Nelson City Council’s Solar Saver Scheme, developed in conjunction with EECA, is a key aspect of the Council’s goals to reduce the communities greenhouse gas emissions. The Scheme helps to remove some of the barriers associated with installing solar water heating, as the Council pays the upfront cost of installation of the solar water heating system. Residents then pay for the scheme over a 10 year period as a voluntary targeted rate on their property.  Since December 2009, nearly 200 systems have been installed using the targeted rate approach, making a difference in energy consumption and greenhouse gas emissions in the Nelson community.  The project is an example of a council stepping up to a challenging issue faced by many communities.

 

Tasman District Council and Nelson City Council

Ecofest is an annual event educating and empowering the public to live sustainably. It has been going for 10 years and attendance at Ecofest is around 6,000 visitors each year.  The event mixes retail with hand-on education and participation. Ecofest supports community engagement in a range of topics such as self-sufficiency at home, waste management, water conservation, solar and alternative energies, sustainable transport and local conservation issues. The event works collaboratively with community groups to ensure they can also involve people across the region in key issues relating to sustainability.

Tasman District Council and Nelson City Council have seen positive spinoffs in the community, particularly in relation to air quality, waste management and sustainable housing. Ecofest is an innovative way of raising the collective understanding of the role of our environment and building a stronger, more connected community.

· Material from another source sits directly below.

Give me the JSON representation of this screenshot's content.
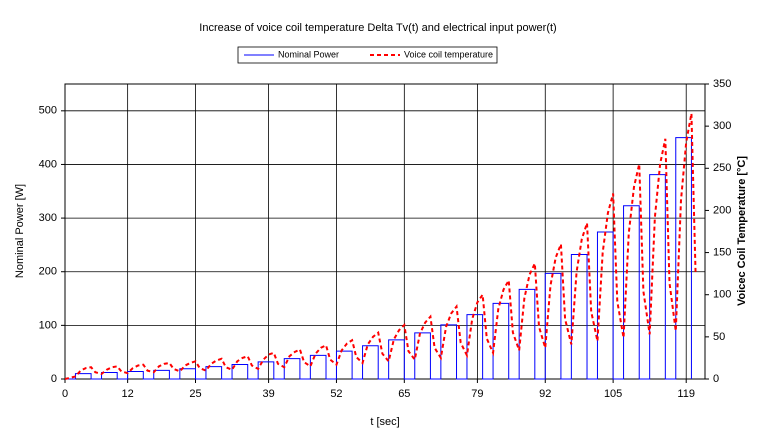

Protecting our biodiversity

 

Pomona Island Charitable Trust, Haast Kiwi (Tokoeka) Crèche

Since 2005, the volunteers of the Pomona Island Charitable Trust have worked to create pest free sanctuaries on Pomona and Rona Islands in Lake Manapouri, Fiordland. The Trust has undertaken an extensive pest eradication programme, removing stoats, rats, mice, possum and deer, and continues trapping to prevent re-invasion of the islands. These islands are now supporting nationally endangered species recovery programmes by providing a safe habitat for threatened Yellowheads (Mohua) as well as acting as a crèche site for the critically endangered Haast Kiwi (Tokoeka). The Trust works in partnership with the Department of Conservation and local businesses to maintain these island sanctuaries, so that locals and visitors can see, hear and learn about New Zealand's native flora and fauna.

 

Trees for Canterbury

Trees for Canterbury have been providing native plants for community revegetation projects across the Canterbury region since 1993. Over this time, more than 670,000 trees have been donated. The group runs major planting events attracting up to 150 volunteers and seeing up to 20,000 seedlings planted each year. During 2010, native seedlings were donated to 132 different organisations including schools, churches, sports groups and environmental groups. Trees for Canterbury also run school and community education talks, tours and work placements, providing a valuable service to the community as well as the environment.

 

Tuhoe Putaiao Charitable Trust

The Tuhoe Putaiao Charitable Trust has been carrying out environmental protection work in the Bay of Plenty for many years in collaboration with the Department of Conservation, local iwi, the Regional Council and forestry operators. The Trust has been instrumental in the restoration of wetlands and indigenous forests through pest trapping and native flora and fauna protection. The partnerships and cooperation they have fostered means they are now a resource for advice and information on conservation for the other Marae within their valley. The Tuhoe Putaiao Charitable Trust is demonstrating conservation leadership in the Bay of Plenty leading to lasting environmental and social benefits.